Anaerobic exercise primarily relies on non-oxidative metabolic pathways to produce energy, without depending on oxygen. This type of activity is characterized by high intensity and relatively short duration. While energy is supplied quickly, it can’t be sustained for long periods and often leads to the buildup of lactic acid.

Whether it’s aerobic or anaerobic exercise, improving your fitness level hinges on understanding two key points: First, anaerobic exercise isn’t truly "anaerobic"—it simply means the body relies primarily on its internal oxygen reserves during the activity. As energy is expended, oxygen directly fuels muscle contractions, much like a controlled explosion, making it ideal for movements that require explosive power or rapid, short-term bursts of energy. Second, during aerobic exercise, external oxygen continuously replenishes and exchanges with the body’s built-in oxygen stores. For the lungs to take in fresh oxygen, they must first expel carbon dioxide—essentially, breathing involves both inhaling clean air and efficiently releasing stale air. How effectively you clear out those waste gases and seamlessly draw in fresh oxygen plays a critical role in determining the true intensity and effectiveness of your aerobic workout.

2. Why swimming speed temporarily increases during anaerobic exercise

Energy system transition: When starting high-intensity anaerobic exercise, the body quickly shifts to non-oxidative metabolic pathways. This type of metabolism allows for a faster energy supply, enabling muscles to fire more rapidly and generate greater power. As a result, swimming speed can increase dramatically, as muscles receive a significant boost in energy support.

Neurological adaptation: High-intensity exercise may activate the nervous system, enhancing muscle reaction speed and coordination. This adaptation could enable athletes to perform exceptionally well during short bursts of intense activity, such as a sudden burst of speed in a swimming race.

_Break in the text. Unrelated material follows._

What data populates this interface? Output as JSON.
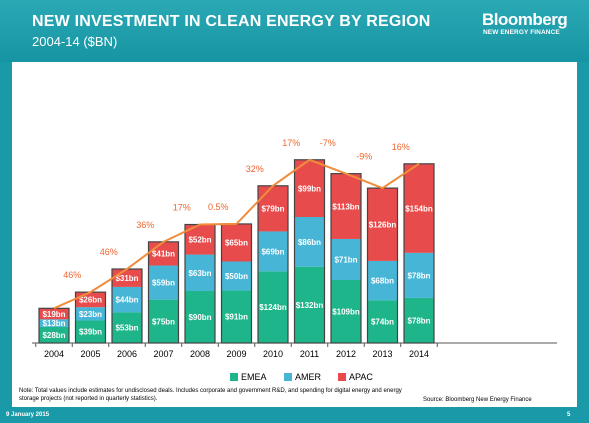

Lactate Threshold: During anaerobic exercise, lactate builds up in the muscles. However, high-level athletes can tolerate and even leverage this buildup—before it reaches a critical point—to enhance muscle performance.

3. Objective evaluation requires scientifically quantifying the impact of oxygen supply on physical fitness.

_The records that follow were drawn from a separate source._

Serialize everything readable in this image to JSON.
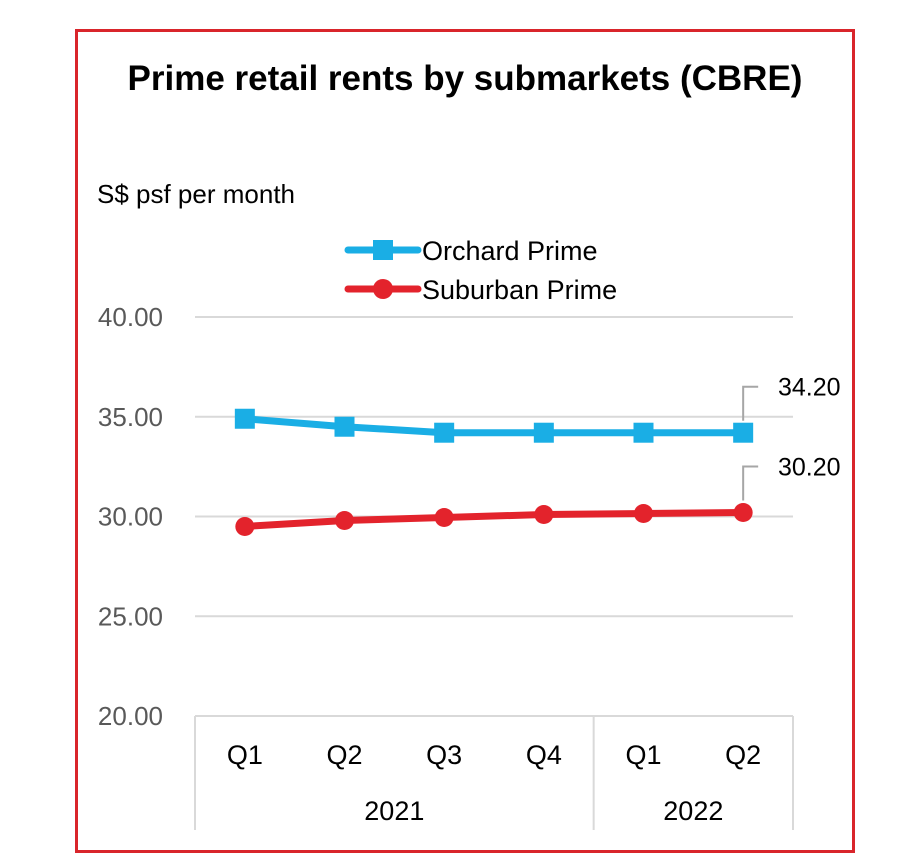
{
  "chart_data": {
    "type": "line",
    "title": "Prime retail rents by submarkets (CBRE)",
    "ylabel": "S$ psf per month",
    "ylim": [
      20,
      40
    ],
    "yticks": [
      "40.00",
      "35.00",
      "30.00",
      "25.00",
      "20.00"
    ],
    "categories": [
      "Q1",
      "Q2",
      "Q3",
      "Q4",
      "Q1",
      "Q2"
    ],
    "year_groups": [
      {
        "label": "2021",
        "count": 4
      },
      {
        "label": "2022",
        "count": 2
      }
    ],
    "legend_position": "top",
    "grid": true,
    "series": [
      {
        "name": "Orchard Prime",
        "color": "#1aaee5",
        "marker": "square",
        "values": [
          34.9,
          34.5,
          34.2,
          34.2,
          34.2,
          34.2
        ],
        "end_label": "34.20"
      },
      {
        "name": "Suburban Prime",
        "color": "#e3232c",
        "marker": "circle",
        "values": [
          29.5,
          29.8,
          29.95,
          30.1,
          30.15,
          30.2
        ],
        "end_label": "30.20"
      }
    ]
  }
}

Digital fitness training is currently a new and emerging focus in the international sports science community. It involves using modern technological methods to monitor training quality in real time by analyzing data collected during athletes' physical workouts—and then adjusting the training process accordingly based on that data.

Digital physical training is a two-way regulatory process, and part of the role of sports science is to quantify the training process through data, then identify and summarize these findings into clear patterns. In competitive sports, the collection and analysis of human movement data are essential core components for analyzing all athletic disciplines.

Exercise physiology and biochemistry quantify the internal loads experienced by athletes, enabling precise monitoring of their physiological status and fatigue levels. Meanwhile, exercise training science and sports biomechanics focus on measuring athletes' external performance during training, allowing for effective management of their competitive abilities.

High-intensity interval HIPS endurance training is the primary method for demonstrating endurance in combat sports and on-court ball sports, and it also serves as a key focus for digitally quantifying athletes' physical conditioning in these disciplines. This approach aims to enhance endurance, explosive power, speed, strength, and coordination, while simultaneously validating the effectiveness of specific techniques.

Simply put, this is about using quantification to identify techniques for improving tendon stretching—specifically, methods that not only restore the tendon to its original state but also enhance its ability to stretch further during training. It’s important to note that individual differences can lead to widely varying results. For elite-level swimmers, developing a more tailored training plan based on these quantitative findings is absolutely essential.

For casual swimming enthusiasts, workout effectiveness is calculated based on personal information, training records, heart rate, exercise duration, and intensity—features that professional sports watches typically offer.